Congress finally got it together to pass a highway bill, which also removed the doubling of student loan interest rates, but only for undergraduates.
Graduate students will now have to pay the interest on their loans while they're still in school. All students will have to start paying back the money they borrowed immediately after graduation — the six-month grace period during which the government paid the interest is gone.
Why would Congress leave graduate students in the dust is beyond me, but they did. It is already horrific for Americans to get through graduate school based on costs. The stipends are usually below poverty, now this. This is just more financial bias against Americans. The great deal is not a deal.
Graduate students are no longer eligible for government-subsidized Stafford loans. Grad students can still take out unsubsidized Stafford loans, for which interest accrues at a rate of 6.8 percent during school.

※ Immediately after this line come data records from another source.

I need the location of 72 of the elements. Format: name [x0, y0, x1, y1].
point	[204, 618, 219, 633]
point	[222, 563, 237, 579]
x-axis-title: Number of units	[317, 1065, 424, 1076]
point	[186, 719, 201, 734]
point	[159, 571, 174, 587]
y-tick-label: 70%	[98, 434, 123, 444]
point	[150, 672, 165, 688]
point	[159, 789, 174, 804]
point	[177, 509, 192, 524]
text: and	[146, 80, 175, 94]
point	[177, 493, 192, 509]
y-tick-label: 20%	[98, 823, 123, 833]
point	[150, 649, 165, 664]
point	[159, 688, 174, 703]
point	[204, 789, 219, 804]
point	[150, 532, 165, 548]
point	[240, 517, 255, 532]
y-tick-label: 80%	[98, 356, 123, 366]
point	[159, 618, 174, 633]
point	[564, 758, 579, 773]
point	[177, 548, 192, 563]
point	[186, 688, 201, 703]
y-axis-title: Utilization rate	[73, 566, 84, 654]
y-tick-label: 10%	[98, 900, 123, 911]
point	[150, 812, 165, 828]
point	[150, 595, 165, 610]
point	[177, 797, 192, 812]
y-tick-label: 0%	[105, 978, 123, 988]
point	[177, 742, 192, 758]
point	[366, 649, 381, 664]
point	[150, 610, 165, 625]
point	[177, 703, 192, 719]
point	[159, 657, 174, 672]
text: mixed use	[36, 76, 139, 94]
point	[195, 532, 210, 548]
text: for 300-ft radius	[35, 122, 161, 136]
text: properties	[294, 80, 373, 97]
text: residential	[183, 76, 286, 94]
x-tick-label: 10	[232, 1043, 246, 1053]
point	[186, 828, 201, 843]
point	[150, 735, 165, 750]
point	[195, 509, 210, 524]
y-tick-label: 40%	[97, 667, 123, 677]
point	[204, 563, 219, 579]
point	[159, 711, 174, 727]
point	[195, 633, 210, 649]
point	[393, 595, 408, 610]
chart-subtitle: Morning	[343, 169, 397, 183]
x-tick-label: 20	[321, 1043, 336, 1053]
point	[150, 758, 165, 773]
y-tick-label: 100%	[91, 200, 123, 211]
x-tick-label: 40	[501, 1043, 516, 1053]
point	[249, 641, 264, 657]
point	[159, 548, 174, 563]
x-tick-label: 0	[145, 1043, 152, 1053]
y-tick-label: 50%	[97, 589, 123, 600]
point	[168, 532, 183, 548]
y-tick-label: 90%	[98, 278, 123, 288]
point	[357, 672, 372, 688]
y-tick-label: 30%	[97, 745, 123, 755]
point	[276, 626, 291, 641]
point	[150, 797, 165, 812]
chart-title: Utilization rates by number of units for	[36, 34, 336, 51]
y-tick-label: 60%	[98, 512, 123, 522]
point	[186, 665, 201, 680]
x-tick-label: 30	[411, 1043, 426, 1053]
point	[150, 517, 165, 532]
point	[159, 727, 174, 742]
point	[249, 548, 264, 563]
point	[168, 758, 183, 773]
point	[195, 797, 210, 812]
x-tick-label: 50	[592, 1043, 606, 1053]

The bill also has improved buy America provisions.
The highway bill contains several modest improvements to longstanding Buy America laws, including a provision that will end a segmentation loophole that is sometimes used to avoid utilizing American-made steel, iron, and manufactured goods when building highways and bridges.
Bloomberg gave us a history lesson, how radical economics were part of America's declaration of independence.
Without a crew of lower- class Philadelphia organizers, collaborating secretly with independence-minded gentlemen in the Congress, the declaration never would have occurred. Most outlandish of all: Those down- at-the-heels outsiders had ideas about economics and finance -- some today would call them “socialist” -- far more radically democratic than anything espoused by better-known founders.
Radical economics, in fact, was key to gaining American independence.
More of America's most patriotic songs were actually penned by socialists. Yet the United States has the 4th worst economic inequality among developed nations.
Americans are patriotic, loyal. They love their country. Yet over and over again, we have people in power betraying their trust and manipulating that cherished love of country value.
Google today pointed to an Internet by the people and for the people and that's true, the web is the last hold out for reasonably free, as in $$ free, speech. Yet when the elections boil down to who has the most money wins, how Democratic is that? Clearly the Internet cannot overcome the massive misinformation and campaign propaganda machines.
So, happy birthday America! Just remember, the revolution isn't over and this time we're losing.
Comments
Corporate personhood
Citizens United is based upon the faulty premise that corporations enjoy "personhood". In fact, at one time, corporate charters were only valid for twenty years and some charters had double liability provisions.
It appears that the time limitation on corporate charters was removed to perpetuate Federal Reserve.
The point is that corporations already have representation through the citizens who purchase stock and the citizens they choose to employ. Effectively, Citizen's United give the corporation an extra voice that is not necessarily composed exclusively of citizens.
corporate personhood
Needs to be written out of law, in other words we need Congress to either clearly state a corporation is not a person, or force them to be subject to societal rules. Example, they must give back to the U.S. by "swearing an oath of loyalty", hiring citizens.
Check out some of Ralph Gomory's articles on this.
Then, our meta corporate personhood. At the bottom is coverage of Margaret Blair, testimony before Congress with some exceptional policy suggestions to start making corporations act in the national interest.